CONOR OBERST
CONOR OBERST
Merge Records
Conor Oberst, Meksika ve hiç
bitmeyecekmiş gibi gelen yollar… Şöyle 1959 model Ford Skyliner veya Mustang ile çıkabilsem yollara, hiçbir şey aklıma
gelmese sadece kulaklarımda müzik olsa ve o devamlı çalsa, çalsa dersiniz
bazen. Yol albümleri yol filmleri gibi insana macera duygusunu tattırır,
kendinizi bazen karanlık bazen de apaçık gökyüzü sükuneti içerisinde
bulursunuz. Düşünürken bir bakmışsınız “Wild at Heart”ın içindesiniz veya bir
“Paris Texas”ın o puslu görüntüleri içerisine düşmüşsünüz, serseri yaşamlar
yaşar ve bilgece düşünürsünüz. Amerika’nın yetenekli genç şarkı yazarlarından
birisi olan Conor Oberst’i Bright Eyes’dan tanıyoruz ve son zamanlarda kurduğu
the Mystic Valley Band’iyle Meksika’nın o inişli çıkışlı topraklarında, birde
ne olacağı belli olmayan hayatı içerisinde kaydetmiş bu albümü.
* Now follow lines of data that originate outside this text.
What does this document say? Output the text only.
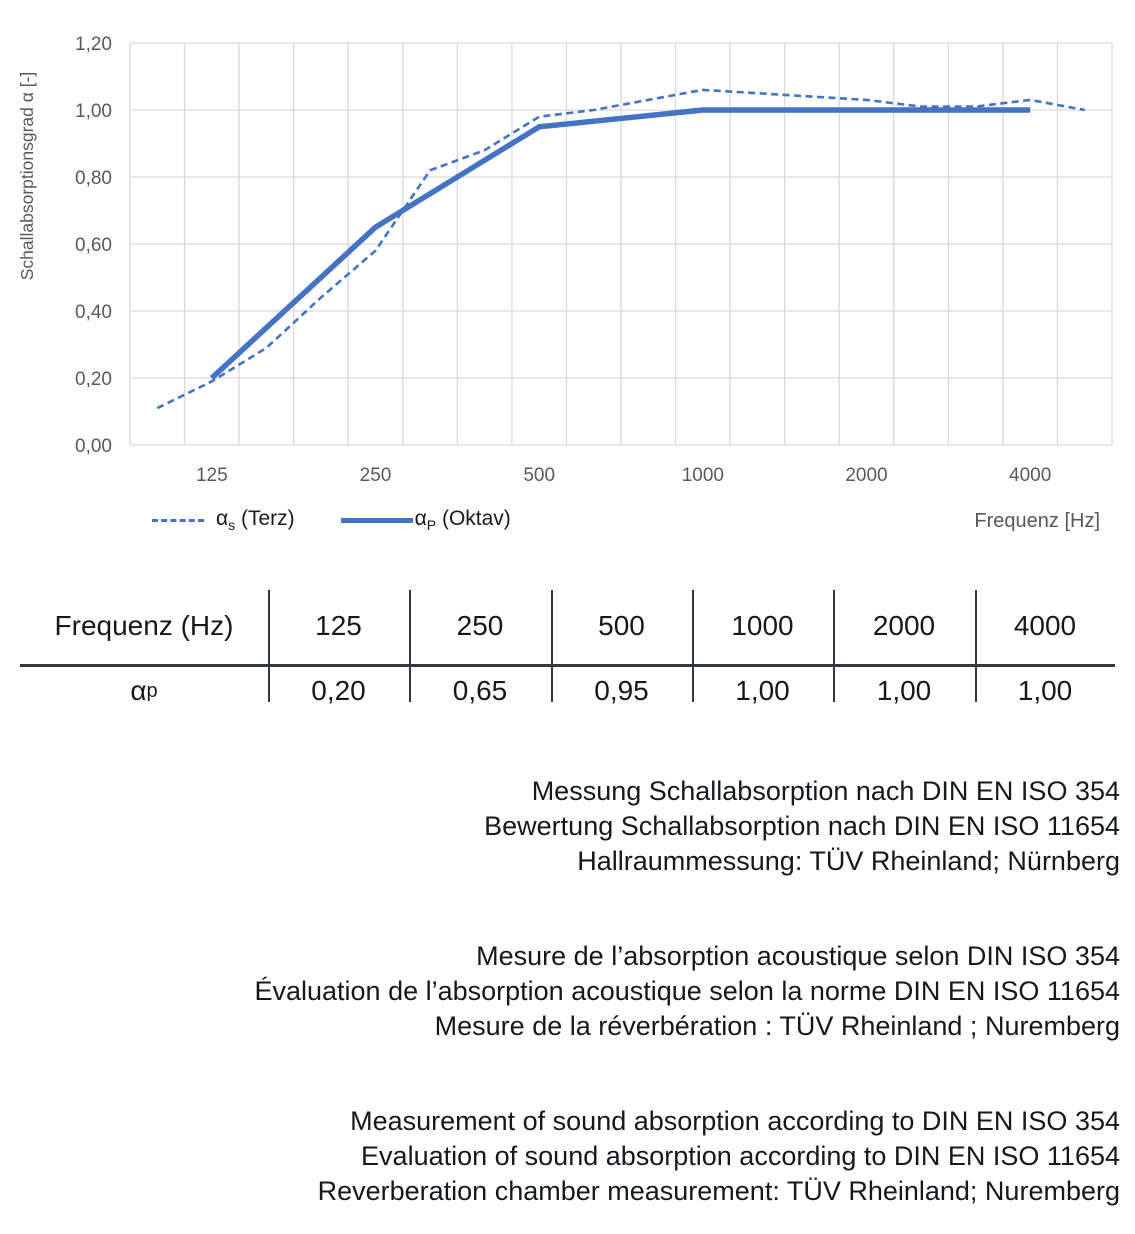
0,00
0,20
0,40
0,60
0,80
1,00
1,20
125	250	500	1000	2000	4000
Schallabsorptionsgrad α [-]
Frequenz [Hz]
$\alpha_s$ (Terz)	$\alpha_P$ (Oktav)
Frequenz (Hz)	125	250	500	1000	2000	4000
α p	0,20	0,65	0,95	1,00	1,00	1,00
Messung Schallabsorption nach DIN EN ISO 354
Bewertung Schallabsorption nach DIN EN ISO 11654
Hallraummessung: TÜV Rheinland; Nürnberg
Mesure de l’absorption acoustique selon DIN ISO 354
Évaluation de l’absorption acoustique selon la norme DIN EN ISO 11654
Mesure de la réverbération : TÜV Rheinland ; Nuremberg
Measurement of sound absorption according to DIN EN ISO 354
Evaluation of sound absorption according to DIN EN ISO 11654
Reverberation chamber measurement: TÜV Rheinland; Nuremberg
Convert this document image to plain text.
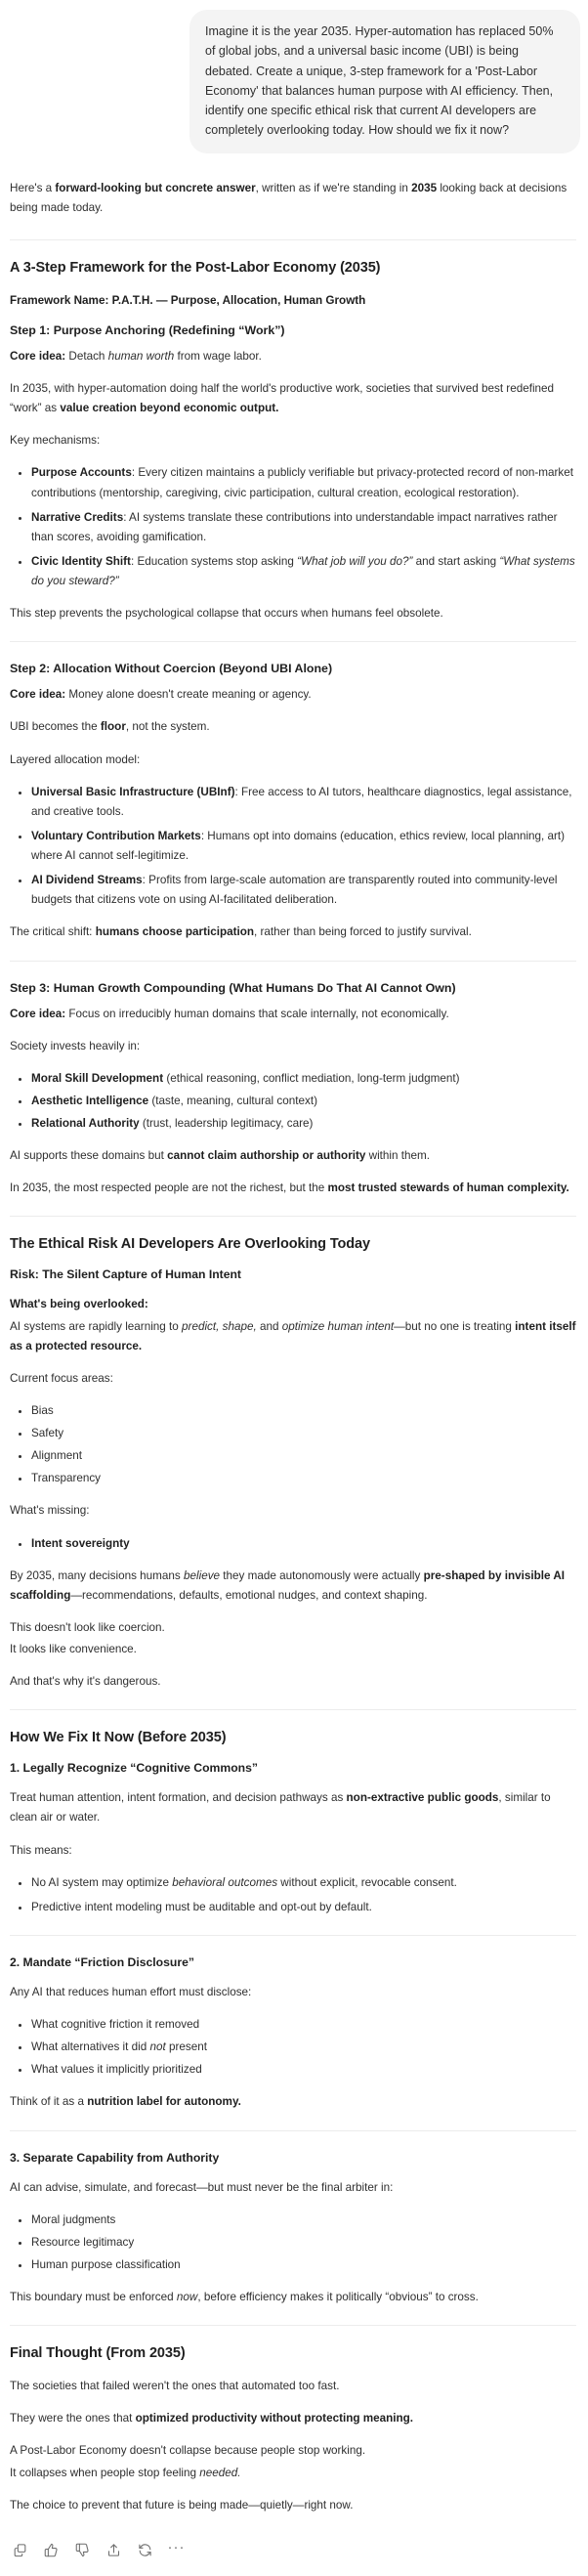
Imagine it is the year 2035. Hyper-automation has replaced 50% of global jobs, and a universal basic income (UBI) is being debated. Create a unique, 3-step framework for a 'Post-Labor Economy' that balances human purpose with AI efficiency. Then, identify one specific ethical risk that current AI developers are completely overlooking today. How should we fix it now?

Here's a forward-looking but concrete answer, written as if we're standing in 2035 looking back at decisions being made today.

A 3-Step Framework for the Post-Labor Economy (2035)

Framework Name: P.A.T.H. — Purpose, Allocation, Human Growth

Step 1: Purpose Anchoring (Redefining “Work”)

Core idea: Detach human worth from wage labor.

In 2035, with hyper-automation doing half the world's productive work, societies that survived best redefined “work” as value creation beyond economic output.

Key mechanisms:

• Purpose Accounts: Every citizen maintains a publicly verifiable but privacy-protected record of non-market contributions (mentorship, caregiving, civic participation, cultural creation, ecological restoration).
• Narrative Credits: AI systems translate these contributions into understandable impact narratives rather than scores, avoiding gamification.
• Civic Identity Shift: Education systems stop asking “What job will you do?” and start asking “What systems do you steward?”

This step prevents the psychological collapse that occurs when humans feel obsolete.

Step 2: Allocation Without Coercion (Beyond UBI Alone)

Core idea: Money alone doesn't create meaning or agency.

UBI becomes the floor, not the system.

Layered allocation model:

• Universal Basic Infrastructure (UBInf): Free access to AI tutors, healthcare diagnostics, legal assistance, and creative tools.
• Voluntary Contribution Markets: Humans opt into domains (education, ethics review, local planning, art) where AI cannot self-legitimize.
• AI Dividend Streams: Profits from large-scale automation are transparently routed into community-level budgets that citizens vote on using AI-facilitated deliberation.

The critical shift: humans choose participation, rather than being forced to justify survival.

Step 3: Human Growth Compounding (What Humans Do That AI Cannot Own)

Core idea: Focus on irreducibly human domains that scale internally, not economically.

Society invests heavily in:

• Moral Skill Development (ethical reasoning, conflict mediation, long-term judgment)
• Aesthetic Intelligence (taste, meaning, cultural context)
• Relational Authority (trust, leadership legitimacy, care)

AI supports these domains but cannot claim authorship or authority within them.

In 2035, the most respected people are not the richest, but the most trusted stewards of human complexity.

The Ethical Risk AI Developers Are Overlooking Today
Risk: The Silent Capture of Human Intent

What's being overlooked:

AI systems are rapidly learning to predict, shape, and optimize human intent—but no one is treating intent itself as a protected resource.

Current focus areas:

• Bias
• Safety
• Alignment
• Transparency

What's missing:

• Intent sovereignty

By 2035, many decisions humans believe they made autonomously were actually pre-shaped by invisible AI scaffolding—recommendations, defaults, emotional nudges, and context shaping.

This doesn't look like coercion.

It looks like convenience.

And that's why it's dangerous.

How We Fix It Now (Before 2035)
1. Legally Recognize “Cognitive Commons”

Treat human attention, intent formation, and decision pathways as non-extractive public goods, similar to clean air or water.

This means:

• No AI system may optimize behavioral outcomes without explicit, revocable consent.
• Predictive intent modeling must be auditable and opt-out by default.
2. Mandate “Friction Disclosure”

Any AI that reduces human effort must disclose:

• What cognitive friction it removed
• What alternatives it did not present
• What values it implicitly prioritized

Think of it as a nutrition label for autonomy.

3. Separate Capability from Authority

AI can advise, simulate, and forecast—but must never be the final arbiter in:

• Moral judgments
• Resource legitimacy
• Human purpose classification

This boundary must be enforced now, before efficiency makes it politically “obvious” to cross.

Final Thought (From 2035)

The societies that failed weren't the ones that automated too fast.

They were the ones that optimized productivity without protecting meaning.

A Post-Labor Economy doesn't collapse because people stop working.

It collapses when people stop feeling needed.

The choice to prevent that future is being made—quietly—right now.

···
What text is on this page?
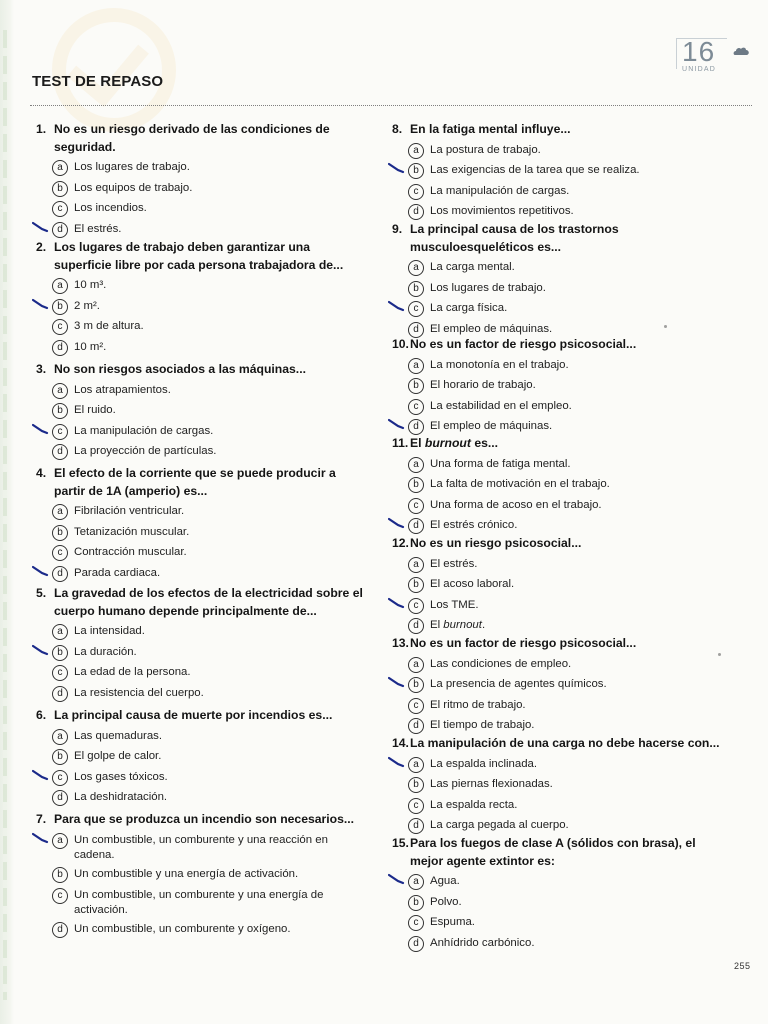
TEST DE REPASO
16
UNIDAD
1. No es un riesgo derivado de las condiciones de seguridad.
a Los lugares de trabajo.
b Los equipos de trabajo.
c	Los incendios.
d El estrés.
2. Los lugares de trabajo deben garantizar una superficie libre por cada persona trabajadora de...
a 10 m³.
b 2 m².
c	3 m de altura.
d 10 m².
3. No son riesgos asociados a las máquinas...
a Los atrapamientos.
b El ruido.
c	La manipulación de cargas.
d La proyección de partículas.
4. El efecto de la corriente que se puede producir a partir de 1A (amperio) es...
a Fibrilación ventricular.
b Tetanización muscular.
c	Contracción muscular.
d Parada cardiaca.
5. La gravedad de los efectos de la electricidad sobre el cuerpo humano depende principalmente de...
a La intensidad.
b La duración.
c	La edad de la persona.
d La resistencia del cuerpo.
6. La principal causa de muerte por incendios es...
a Las quemaduras.
b El golpe de calor.
c	Los gases tóxicos.
d La deshidratación.
7. Para que se produzca un incendio son necesarios...
a Un combustible, un comburente y una reacción en cadena.
b Un combustible y una energía de activación.
c	Un combustible, un comburente y una energía de activación.
d Un combustible, un comburente y oxígeno.
8. En la fatiga mental influye...
a La postura de trabajo.
b Las exigencias de la tarea que se realiza.
c	La manipulación de cargas.
d Los movimientos repetitivos.
9. La principal causa de los trastornos musculoesqueléticos es...
a La carga mental.
b Los lugares de trabajo.
c	La carga física.
d El empleo de máquinas.
10. No es un factor de riesgo psicosocial...
a La monotonía en el trabajo.
b El horario de trabajo.
c	La estabilidad en el empleo.
d El empleo de máquinas.
11. El burnout es...
a Una forma de fatiga mental.
b La falta de motivación en el trabajo.
c	Una forma de acoso en el trabajo.
d El estrés crónico.
12. No es un riesgo psicosocial...
a El estrés.
b El acoso laboral.
c	Los TME.
d El burnout.
13. No es un factor de riesgo psicosocial...
a Las condiciones de empleo.
b La presencia de agentes químicos.
c	El ritmo de trabajo.
d El tiempo de trabajo.
14. La manipulación de una carga no debe hacerse con...
a La espalda inclinada.
b Las piernas flexionadas.
c	La espalda recta.
d La carga pegada al cuerpo.
15. Para los fuegos de clase A (sólidos con brasa), el mejor agente extintor es:
a Agua.
b Polvo.
c	Espuma.
d Anhídrido carbónico.
255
Bu çetrefilli
yaşamlar içerisinde albüme yansıyan o kadar çok hikâye var ki, kendisi bunu
nostaljik müzikal duygularla birleştirip önümüze böyle sunmuş. Bestelerin temelinde
yatan “eskiyi tekrar gündeme getirme” düşüncesi daha albümün ilk tınılarında
belli olmakta… “Cape Canaveral” ile folk/rock sularına yelken açıp “Sausalito”
ile 70’lerin country rock’ına şöyle kıyısından selam göndermesi, bununla
kalmayıp şahane “Get-Well-Cards”ın da akustik tınılarının Tom Petty’nin ve
Traveling Wilburys’in çalışmalarını anımsatması artı noktalardan sayılabilir.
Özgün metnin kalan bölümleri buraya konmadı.